ICP-MS(誘導結合プラズマ質量分析計)

X SERIES 2 (Thermo SCIENTIFIC)

ICP-MSとは、イオン源に誘導結合プラズマを用いる質量分析である。プラズマは高温でイオン化される陽イオン、自由電子、および中性分子と原子で構成される「イオン化ガス」のことである。プラズマはほぼ電気的に中性であるが、構成粒子が帯電しているため、通常のガスとは状態が異なる。プラズマは物質の4つの基本的な状態の1つであり、固体、液体、気体とは異なる。微量元素の分析に用いるICP-MSは、サンプル導入システム、プラズマ生成、サンプラー/スキマーインターフェイス、イオン光学系、質量分析計などのいくつかのセクションで構成されている。
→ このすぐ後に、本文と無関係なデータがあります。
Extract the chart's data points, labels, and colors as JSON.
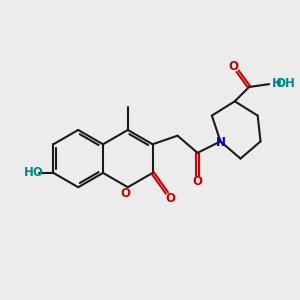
{
  "bg_color": "#ececec",
  "bond_color": "#1a1a1a",
  "O_color": "#cc0000",
  "N_color": "#0000cc",
  "H_color": "#008888",
  "line_width": 1.5,
  "figsize": [
    3.0,
    3.0
  ],
  "dpi": 100,
  "xlim": [
    0,
    10
  ],
  "ylim": [
    0,
    10
  ]
}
通常、微量元素の分析にはアルゴンプラズマが用いられる。アルゴンプラズマは石英ガラス管の周りに巻いた誘導コイルに高周波数の大電流を流し、中央を流れるアルゴンガスに放電を行うことによって発生させる。このアルゴンプラズマに溶液化した目的試料を流して元素をイオン化し、プラズマ後方に位置するイオンレンズを通して四重極質量分析部に送り込む。イオンビームの検出は二次電子増倍管(SEM)によって行われる。なお、我々の研究室では、固体試料にレーザーを照射することにより試料導入を行う「レーザーアブレーション法」も行っている。